Approximately 20,000 votes were submitted across NSW by teachers who attended stop-work Sky Channel meetings on April 8. Teachers went on strike over the state Labor government's refusal to negotiate a new staffing scheme that would ensure transfer rights for all teachers and guarantee qualified and trained teachers for all students in NSW public schools.
Maree O'Halloran, the president of the NSW Teachers Federation (NSWTF), announced on the day that "99% of teachers who attended the Sky Channel meeting voted to endorse a 24-hour strike on Thursday May 22, 2008".
Many of the venues reported a unanimous decision in favour of industrial action. At the Canterbury Leagues Club in Belmore, anger was expressed as teachers put their concerns to the meeting about the need for much more serious action. A motion calling for a minimum two-day strike earlier in the term was enthusiastically supported. Some teachers felt that the action proposed by the NSWTF was too limited in comparison with the severity of the measures being imposed by the state government.
This sentiment was echoed on April 10 by Canterbury-Bankstown teachers and parents who protested at Premier Morris Iemma's electoral office in Riverwood. Parents from Greenacre Public School addressed the demonstration, stating their opposition to the new staffing model and supporting the NSWTF's position that teachers should have the right to be represented on an interview panel by their union delegate. The new scheme proposed by the state government will mean the NSWTF is excluded from the selection process.
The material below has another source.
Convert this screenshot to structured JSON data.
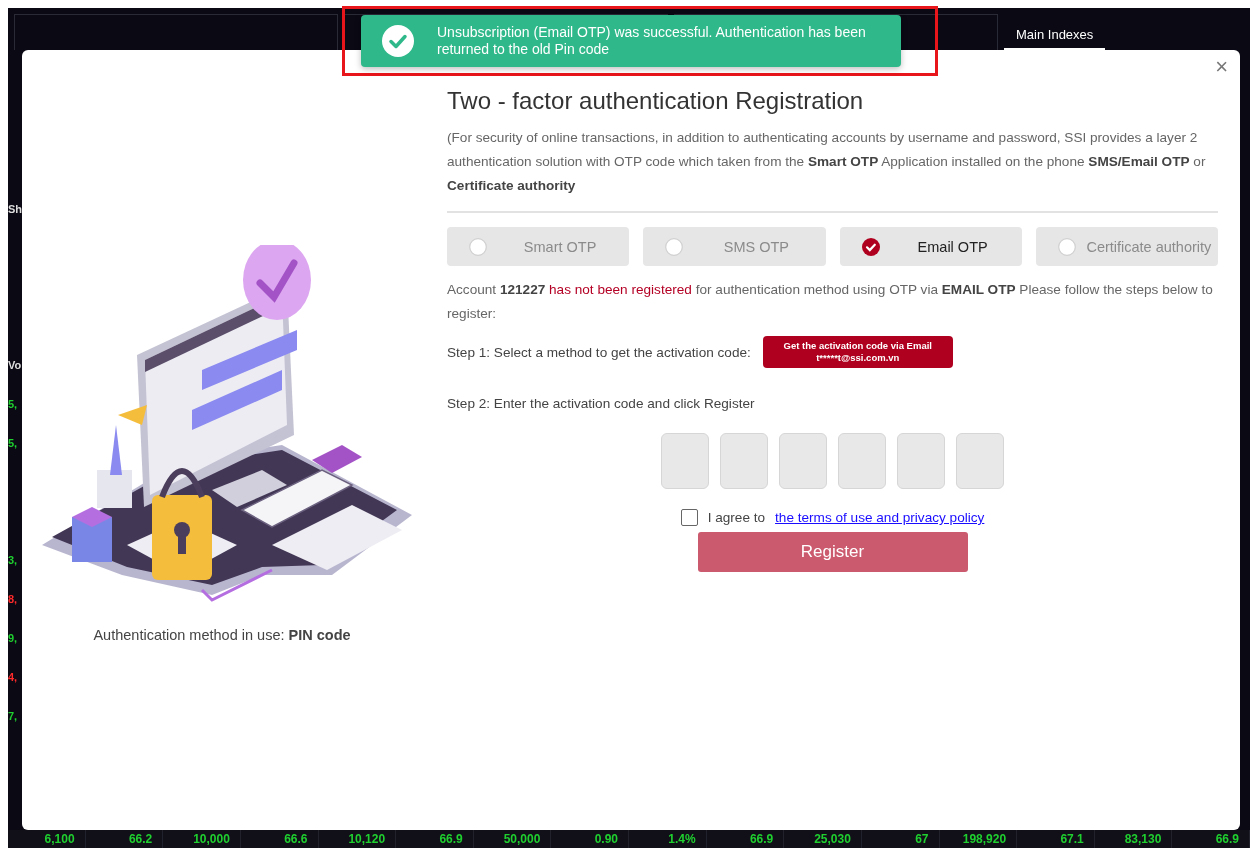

Since NSW education minister John Della Bosca ceased negotiations with the union, a consistent spate of strikes has occurred across the state in rural and regional areas, as well as in special needs schools and Sydney suburban schools.
The latest show of anger was on the last day of first term, when teachers at Hornsby South Public School stopped work to register their concerns about the phasing out of transfer points, which will remove incentives for staff to move schools. Augusta Munro, NSWTF representative at the school, said in an April 11 statement: "How would teachers in distant and hard to staff schools ever be able to move as staff would be even less willing to leave more desirable situations? Few teachers would apply if they had little chance of mobility."
Victorian teachers, also in dispute over teacher shortages, class sizes and salaries, have announced that they will take further industrial action in May to coincide with the national literacy and numeracy testing on May 13-15. A series of four-hour stopworks will occur over the three days. The deregulated, devolved staffing scheme that the NSW teachers reject has already been imposed on Victorian teachers, resulting in a pay disparity between the states of $15,000 per annum. The April 18 Melbourne Age reported that other states may join the strike: NT teachers have voted in favour of a May 13 stopwork, and in SA and WA the AEU and State School Teachers Union of WA will decide whether to join the action in the next few weeks. In WA, this follows an April 8 rally of 2000 SSTUWA members outside state parliament as part
of their campaign for a new collective agreement.
In NSW, teachers will be encouraged by the NSWTF to march on the state ALP conference on May 3, joining in cross-union solidarity to protest against the state government.